6 responses to In re: Kingdom of Ashes

  1. On a positive note, one of my editors read this review before it went to post, and asked if he could borrow the book for a friend of his. So maybe getting reviewed is enough, and even bad reviews are better than none.

    –M. J. Young

  2. For what its worth, I think this is a very good review of the book and, while the discomforting aspects of the book took it over the edge from “concept challenging” to unenjoyable for you, you’ve done a good job of describing the darkness of the world and of the central characters of the novel.

    To me, some of them evoke the hard drinking hard smoking detectives from film noir and I was taken by the warnings/idea that everyone carries the potential for good and evil – honor and dishonor – within them. Both the good guys and the bad guys, for that matter – it struck me that the only one acting out of any sense of familial love was on the “bad side”.

    I thought that there was a definite recurring theme that power corrupts.

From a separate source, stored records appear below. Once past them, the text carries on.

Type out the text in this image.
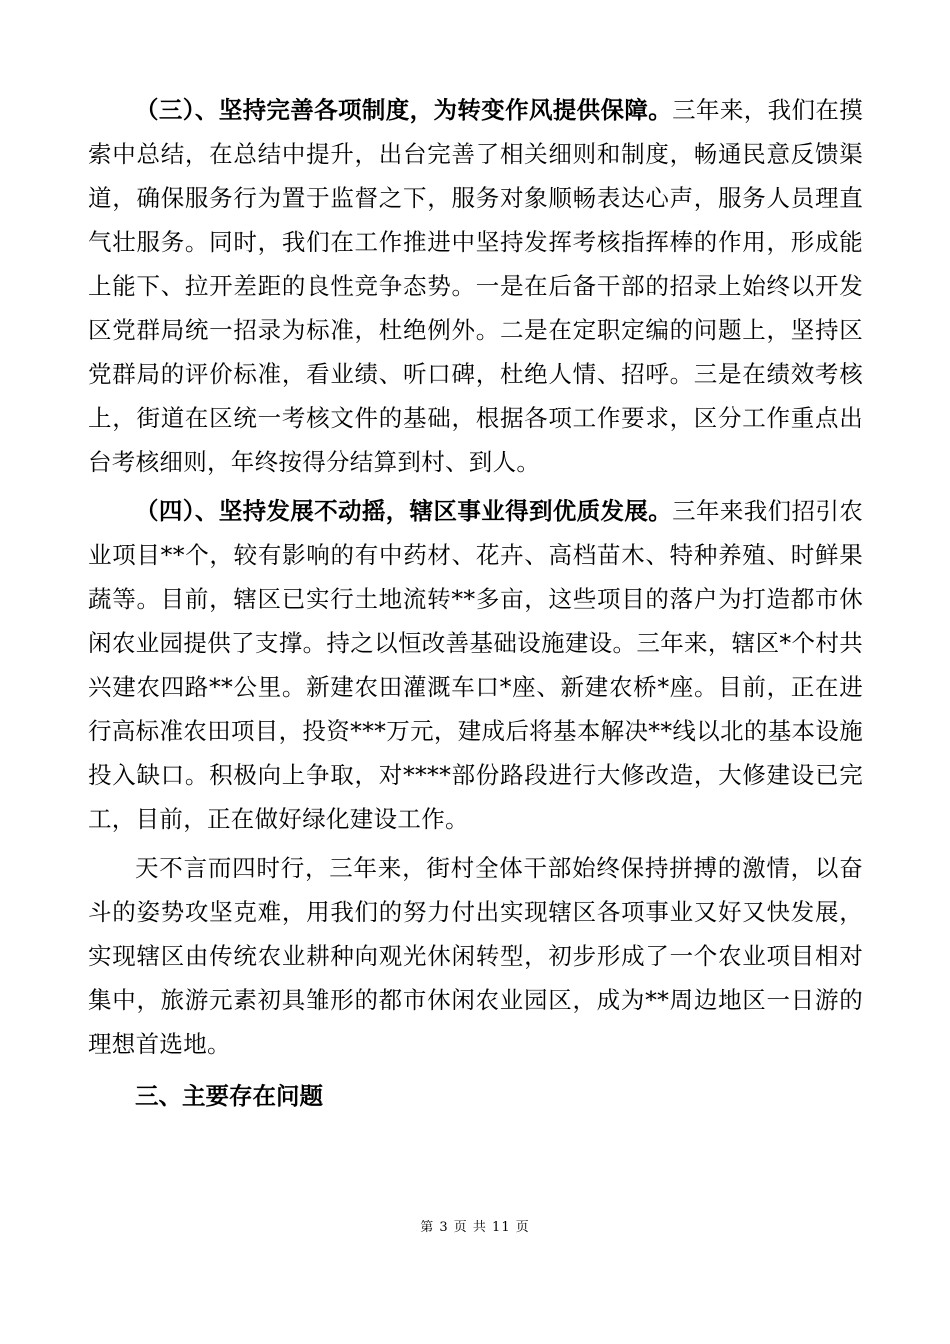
（三）、坚持完善各项制度，为转变作风提供保障。三年来，我们在摸索中总结，在总结中提升，出台完善了相关细则和制度，畅通民意反馈渠道，确保服务行为置于监督之下，服务对象顺畅表达心声，服务人员理直气壮服务。同时，我们在工作推进中坚持发挥考核指挥棒的作用，形成能上能下、拉开差距的良性竞争态势。一是在后备干部的招录上始终以开发区党群局统一招录为标准，杜绝例外。二是在定职定编的问题上，坚持区党群局的评价标准，看业绩、听口碑，杜绝人情、招呼。三是在绩效考核上，街道在区统一考核文件的基础，根据各项工作要求，区分工作重点出台考核细则，年终按得分结算到村、到人。

（四）、坚持发展不动摇，辖区事业得到优质发展。三年来我们招引农业项目**个，较有影响的有中药材、花卉、高档苗木、特种养殖、时鲜果蔬等。目前，辖区已实行土地流转**多亩，这些项目的落户为打造都市休闲农业园提供了支撑。持之以恒改善基础设施建设。三年来，辖区*个村共兴建农四路**公里。新建农田灌溉车口*座、新建农桥*座。目前，正在进行高标准农田项目，投资***万元，建成后将基本解决**线以北的基本设施投入缺口。积极向上争取，对****部份路段进行大修改造，大修建设已完工，目前，正在做好绿化建设工作。

天不言而四时行，三年来，街村全体干部始终保持拼搏的激情，以奋斗的姿势攻坚克难，用我们的努力付出实现辖区各项事业又好又快发展，实现辖区由传统农业耕种向观光休闲转型，初步形成了一个农业项目相对集中，旅游元素初具雏形的都市休闲农业园区，成为**周边地区一日游的理想首选地。

三、主要存在问题

第 3 页 共 11 页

The hero raping his ex for instance was as revolting as anything you see or imagine Anakin Skywalker do on his path to becoming Darth Vader – even though that path was started with “good intentions” at some point, there were decisions that no one could pretend aren’t evil and gratuitous self serving that no one could imagine are for a higher purpose. A good question for the sequel might be: Will the central character redeem himself or spiral down the path of chaos, death and destruction he seems to be slipping on? I can’t imagine that he won’t suffer for some of what he has done.

    However, I can certainly see that in the sense of choosing our entertainment carefully because “we are what we consume”, this book would not be for everyone. I think you may be correct that it would be more accurate to consider the story to be NC-17 than R.

    Having talked to Mr. Riemenschneider a bit about this, I can assure you that he did appreciate your review and the care you took in separating matters of quality of writing and skill of storytelling from your preferences about the story or ethical discomfort with the behavior of the characters. While I think everyone likes to hear good reviews about their work, the quality of this “negative” review is such that it will give people who are thinking about reading the story a good idea of what they’re in for and may will pique the interest of those who enjoy darker fantasy.

    So, well done.

    (For full disclosure, I’m a friend of the author and was involved in draft reading of the book and play testing of the game worlds he has worked on.)

  3. (Adam, if you see this, sorry about comparing your character with someone from the new Star Wars movie – at least it wasn’t Jar Jar.)

  4. Thanks, Phaedrus, for the feedback. Adam expressed much the same gratitude for the review in private correspondence, and I’m pleased that I have not made an enemy of a colleague.

    I can see your point about the noir analogy, and it’s well taken. I have enjoyed quite a bit of C. J. Henderson’s writing, particularly his stories involving Teddy London, Lai Wan, or Inspector Legrasse, but the vulgarity of his less supernatural hard-core detective stories repels me, despite the fact that his heroes are generally morally respectable within their contexts. I’ve enjoyed a number of noir films (the original D.O.A. is wonderful), but early Hollywood standards undoubtedly impact these significantly in what I would consider a favorable and perhaps the original authors an unrealistic direction.

    Thanks again for your comment.

    –M. J. Young

  5. how can I add to bookrmark your blog? would you like to visit mine? regards!

  6. As far as bookmarks go, that’s a function of the browser. If you want to bookmark a particular page, go to it and use the menu to bookmark it. If you mean you want to be able to find future entries, go to the main page, gamingoutpost.com, and bookmark that, or the author profile page of the author you want to follow.

    You can also get an RSS feed, but I don’t know what that is.